One of the objectives in designing switch rack systems is to minimize floor space. To this end, efforts are generally concentrated on increasing port density. This means increasing the number of ports on a particular switch and increasing the number of cards that fit into a particular rack or panel. A challenge in designing and installing such high port density switch racks is organizing the patch cords interconnecting the ports to the aggregator. For example, each activated port requires a discrete connection to the aggregator. This can lead to a great quantity of patch cords and general clutter as is known in the art.
Applicants recognize that much of the jumble/clutter associated with switch racks is caused by excess cable connecting the switches to the aggregator. To some extent, this clutter has been reduced by the advent of “hydras,” which essentially bundle the ends of multiple patch cords and terminate the bundle with a single multi-conductor connector. However, hydras also tend to have excess cable. More specifically, hydras are pre-terminated on each end with connectors to facilitate connection in the field. Because the conductors are pre-terminated, they must be a predetermined length. However, at the time the hydras are fabricated/terminated with connectors, the required length is typically unknown. That is, depending upon the port's location in the panel and the corresponding location of its respective connection in the aggregator, the required lengths of the hydras can vary. Since this length is not known at the time the hydras are prepared, most hydras are manufactured to accommodate the longest distances typically required. Although this approach ensures that all switch ports can be connected to their respective connection in the aggregator, it necessarily means that there is excess cable length for most of the interconnections.

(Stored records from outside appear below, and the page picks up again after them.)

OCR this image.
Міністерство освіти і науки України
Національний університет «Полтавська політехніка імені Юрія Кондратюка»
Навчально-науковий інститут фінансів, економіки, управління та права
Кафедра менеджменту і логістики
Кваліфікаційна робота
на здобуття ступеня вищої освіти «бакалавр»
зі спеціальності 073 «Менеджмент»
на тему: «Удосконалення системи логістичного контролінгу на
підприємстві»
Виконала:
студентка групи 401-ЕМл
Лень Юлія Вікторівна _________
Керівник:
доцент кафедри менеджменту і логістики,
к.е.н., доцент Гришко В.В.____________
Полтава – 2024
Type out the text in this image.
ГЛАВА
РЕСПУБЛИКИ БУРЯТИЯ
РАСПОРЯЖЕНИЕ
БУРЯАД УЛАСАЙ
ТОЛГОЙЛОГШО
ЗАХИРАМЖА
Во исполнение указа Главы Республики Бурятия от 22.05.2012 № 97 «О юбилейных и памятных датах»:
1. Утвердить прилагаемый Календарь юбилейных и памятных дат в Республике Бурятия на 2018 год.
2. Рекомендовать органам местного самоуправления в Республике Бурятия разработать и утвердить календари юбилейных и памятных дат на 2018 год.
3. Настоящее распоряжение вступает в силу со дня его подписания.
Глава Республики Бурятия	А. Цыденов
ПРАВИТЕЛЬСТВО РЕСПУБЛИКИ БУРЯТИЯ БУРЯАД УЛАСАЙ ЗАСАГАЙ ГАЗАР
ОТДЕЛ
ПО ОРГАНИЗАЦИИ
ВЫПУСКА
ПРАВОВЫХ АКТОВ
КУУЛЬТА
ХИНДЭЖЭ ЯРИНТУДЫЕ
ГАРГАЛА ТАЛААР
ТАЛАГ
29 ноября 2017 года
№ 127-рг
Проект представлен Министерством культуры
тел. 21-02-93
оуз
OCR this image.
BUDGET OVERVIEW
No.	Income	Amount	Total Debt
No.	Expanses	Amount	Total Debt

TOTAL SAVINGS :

Aside from being unsightly, this clutter may cause other problems as well. First, the unwieldy interconnections create a strong likelihood that a hydra will be connected to the wrong port in error. In other words, even trained technicians find it difficult to work around such clutter effectively without making errors. If a hydra is in fact connected to the wrong port, it may take hours to troubleshoot and resolve the problem in the mass of interconnections.
Another problem caused by this clutter is that complicates the task of activating an inactivated port difficult. More specifically, if a port is not required at the time of installation, it will often not be populated with a transceiver or other active device typically found in such ports. If, however, demand increases, the capacity of the switch rack may be increased by activating one or more ports. This typically requires populating the inactivated ports with a transceiver or other active device retroactively, and thus interconnecting the port with the aggregator retroactively. Such a retroactive installation of a hydra in a cluttered environment is difficult, and, as mentioned above, prone to error.
Although cable ties and other measures may be taken to organize these hydras, these approaches are aimed at bundling the excess cable, but not eliminating it. Therefore, a need exists for a switch rack system that minimizes clutter and thereby reduces the likelihood of improper interconnections and increases the ability to retroactively activate and interconnect ports on the card. The present invention fulfills these needs among others.